マレーシア・コタキナバル。成田国際空港や関西国際空港から直行便で約6時間のボルネオ島にあり、マレーシアサバ州の州都だ。ここでは、日本人の口にも合いやすいコタキナバルの食事情についてお届けしよう。

醤油ベースの味わいは日本人好み

カットフルーツを売っている屋台もある。パイナップルが30円弱、パパイヤは15円程度

年平均の気温が約30℃となるコタキナバルは東マレーシア最大の都市。夜になると、市街地のあちらこちらに屋台が出店しだす。コタキナバルでは魚をよく食べる習慣があり、南シナ海でとれた新鮮な魚貝料理を出す屋台も多いのだそう。現地コーディネーターの松本幸三さんによると、「カツオやエイをよく食べます。エイは独特のにおいがありますが、ライムを絞るとにおいが飛び、さっぱりとただけます」とのこと。一年を通して気温が高いため、魚を生で食べることはあまりないそうだ。揚げる、蒸す、焼くといった調理法で仕上げる。味付けにはなんと、醤油をよく使うという。――醤油でいただく魚料理。日本人の口に合わないわけがない。

松本さんによると、ごはんにスープ、主菜を屋台で注文をすると、大体150円~300円程度で済むのだとか。コタキナバルの日常食を知りたければ、まずは屋台に行ってみよう。こんなにも安価で楽しめる。

でも、せっかく来たコタキナバル。少しは贅沢をしたいな……と思ったならば、シーフードレストラン「カンポン・ネラヤン」がオススメ。市街地から車で15分ほどの場所にある観光客にも人気の水上レストラン。オープンエアで、夜は涼やかな夜風に吹かれながらまずはビール。至福の時の始まりである。

水上レストラン「カンポン・ネラヤン」。店舗中央にはステージがあり、民族舞踊ショーが行われる

店内には大きないけすが設置されており、新鮮な魚貝がスタンバイしている

店内は大型のいけすがいくつも並んでいる。中にはロブスターや蟹、貝類がいっぱい。メニューブックにあるものをオーダーするも良し、慣れてくれば好きな魚種と調理法を指示しておまかせ料理に仕上げてもらうも良し。
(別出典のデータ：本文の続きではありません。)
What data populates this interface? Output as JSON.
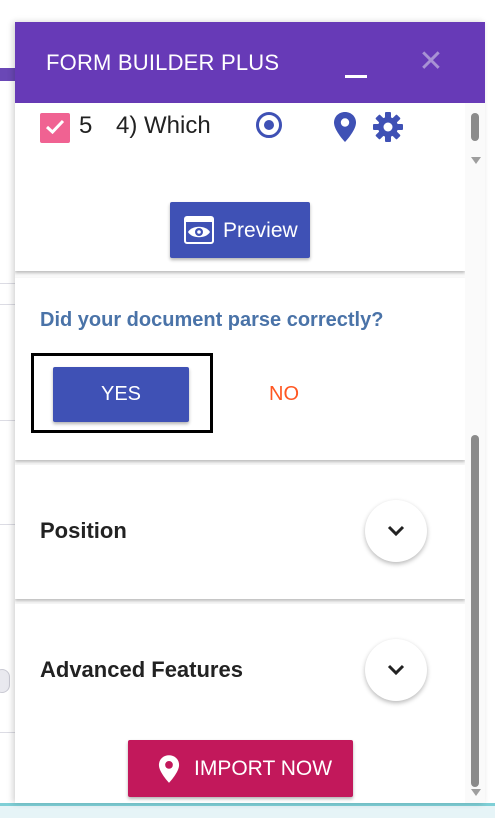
{
  "app": {
    "title": "FORM BUILDER PLUS"
  },
  "question": {
    "number": "5",
    "text": "4) Which",
    "checked": true
  },
  "buttons": {
    "preview": "Preview",
    "yes": "YES",
    "no": "NO",
    "import": "IMPORT NOW"
  },
  "parse": {
    "question": "Did your document parse correctly?"
  },
  "sections": {
    "position": "Position",
    "advanced": "Advanced Features"
  },
  "colors": {
    "header": "#673ab7",
    "primary": "#3f51b5",
    "accent_pink": "#c2185b",
    "checkbox": "#f06292",
    "no_text": "#ff5722",
    "parse_text": "#4a73a8"
  },
  "icons": {
    "minimize": "minimize-icon",
    "close": "close-icon",
    "checkbox": "checkbox-checked-icon",
    "radio": "radio-button-icon",
    "location": "location-pin-icon",
    "settings": "gear-icon",
    "preview": "eye-icon",
    "expand": "chevron-down-icon"
  }
}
今回はオススメメニューを何品かいただいた。まずは、塩茹でしたエビを別添えのライムやスイートチリソースなどで味を付けながらいただくといった一品。シンプルな料理なのだが、新鮮なエビはプリプリとしていて旨みがギュッと凝縮されている。味をつけなくてもほんのりと塩味が感じられ、エビが持つ自然な甘みも。エビの殻を夢中でむき、無言で食べ続けてしまう。次はソフトシェルクラブのフライ。その名の通り、柔らかい殻のカニなので、揚げてあれば殻ごと食べることができる。こちらもライムを絞っていただく。殻は香ばしくてパリポリとお煎餅のよう。ビール片手にいくらでもおなかに入ってしまう。

ボイルしたエビはプリップリの食感が楽しめる

ソフトシェルクラブの揚げ物

サバ州特産の"サバベジ"

そして、"サバベジ"の炒め物。パッと見た感じは空芯菜のようだが、サバ州特産の野菜なのだそう。シャキシャキとした食感が残ったあっさりとした味わい。油を使う炒め物にしていることで、青菜の色合いが際立っている。台湾でも青菜の炒め物はよく見かけるが、サバベジはなんといってもその特有の歯ごたえが楽しい。
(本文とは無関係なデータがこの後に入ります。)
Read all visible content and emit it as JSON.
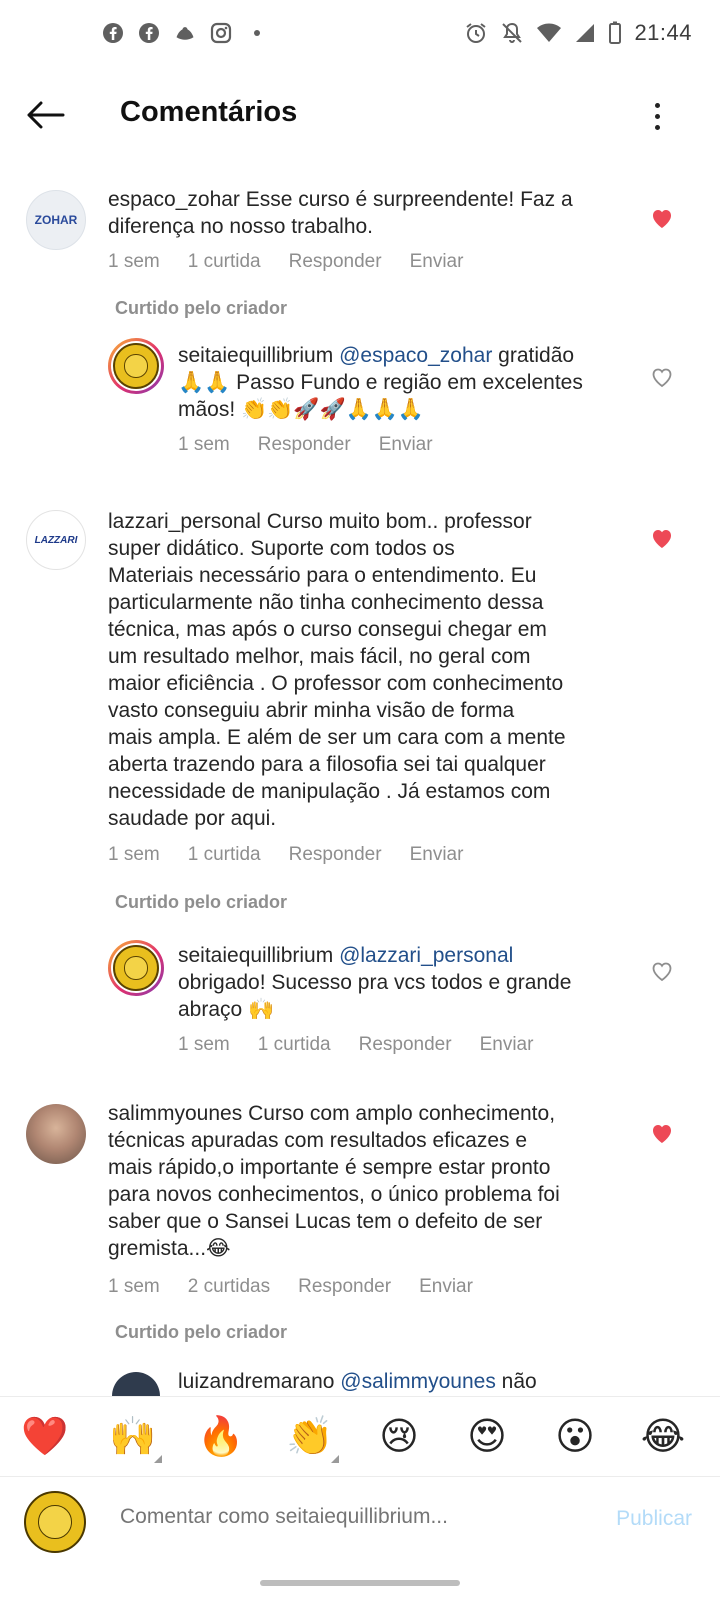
{
  "status_bar": {
    "time": "21:44",
    "left_icons": [
      "facebook-icon",
      "facebook-icon",
      "onlyfans-icon",
      "instagram-icon",
      "dot-icon"
    ],
    "right_icons": [
      "alarm-icon",
      "silent-icon",
      "wifi-icon",
      "signal-icon",
      "battery-icon"
    ]
  },
  "header": {
    "title": "Comentários"
  },
  "comments": [
    {
      "username": "espaco_zohar",
      "avatar_text": "ZOHAR",
      "lines": [
        "Esse curso é surpreendente! Faz a",
        "diferença no nosso trabalho."
      ],
      "time": "1 sem",
      "likes": "1 curtida",
      "reply": "Responder",
      "send": "Enviar",
      "liked": true,
      "creator_liked": "Curtido pelo criador"
    },
    {
      "username": "seitaiequillibrium",
      "mention": "@espaco_zohar",
      "lines": [
        "gratidão",
        "🙏🙏 Passo Fundo e região em excelentes",
        "mãos! 👏👏🚀🚀🙏🙏🙏"
      ],
      "time": "1 sem",
      "reply": "Responder",
      "send": "Enviar",
      "liked": false
    },
    {
      "username": "lazzari_personal",
      "avatar_text": "LAZZARI",
      "lines": [
        "Curso muito bom.. professor",
        "super didático. Suporte com todos os",
        "Materiais  necessário para o entendimento. Eu",
        "particularmente não tinha conhecimento dessa",
        "técnica, mas após o curso consegui chegar em",
        "um resultado melhor, mais fácil, no geral com",
        "maior eficiência . O professor com conhecimento",
        "vasto conseguiu abrir minha visão  de forma",
        "mais ampla. E além de ser um cara com a mente",
        "aberta trazendo para a filosofia sei tai qualquer",
        "necessidade de manipulação .  Já estamos com",
        "saudade por aqui."
      ],
      "time": "1 sem",
      "likes": "1 curtida",
      "reply": "Responder",
      "send": "Enviar",
      "liked": true,
      "creator_liked": "Curtido pelo criador"
    },
    {
      "username": "seitaiequillibrium",
      "mention": "@lazzari_personal",
      "lines": [
        "",
        "obrigado! Sucesso pra vcs todos e grande",
        "abraço 🙌"
      ],
      "time": "1 sem",
      "likes": "1 curtida",
      "reply": "Responder",
      "send": "Enviar",
      "liked": false
    },
    {
      "username": "salimmyounes",
      "lines": [
        "Curso com amplo conhecimento,",
        "técnicas apuradas com resultados eficazes e",
        "mais rápido,o importante é sempre estar pronto",
        "para novos conhecimentos, o único problema foi",
        "saber que o Sansei Lucas tem o defeito de ser",
        "gremista...😂"
      ],
      "time": "1 sem",
      "likes": "2 curtidas",
      "reply": "Responder",
      "send": "Enviar",
      "liked": true,
      "creator_liked": "Curtido pelo criador"
    },
    {
      "username": "luizandremarano",
      "mention": "@salimmyounes",
      "lines": [
        "não"
      ]
    }
  ],
  "emoji_bar": [
    "❤️",
    "🙌",
    "🔥",
    "👏",
    "😢",
    "😍",
    "😮",
    "😂"
  ],
  "composer": {
    "placeholder": "Comentar como seitaiequillibrium...",
    "publish": "Publicar"
  },
  "colors": {
    "like_red": "#ed4956",
    "mention_blue": "#224f8a",
    "publish_disabled": "#b3dbf8",
    "meta_gray": "#8e8e8e"
  }
}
食事をしていると、民族音楽が流れてきた。水上に設けられた舞台に目を向けると、民族舞踊が行なわれている。そのうち、鑑賞客も巻き込んでのお祭り騒ぎに。隣で陽気に踊っている外国人観光客に誘われ、一緒に踊ってしまった。席に戻り、「やっぱり旅っていいなー」としみじみ。すると、デザートが供された。出てきたのはココナッツプリン。ココナッツの実を器代わりしており、南国ならではのデザートだ。ココナッツの甘い香り、クリーミーな味わい。おいしい食事を締めくくるに最適なデザートだった。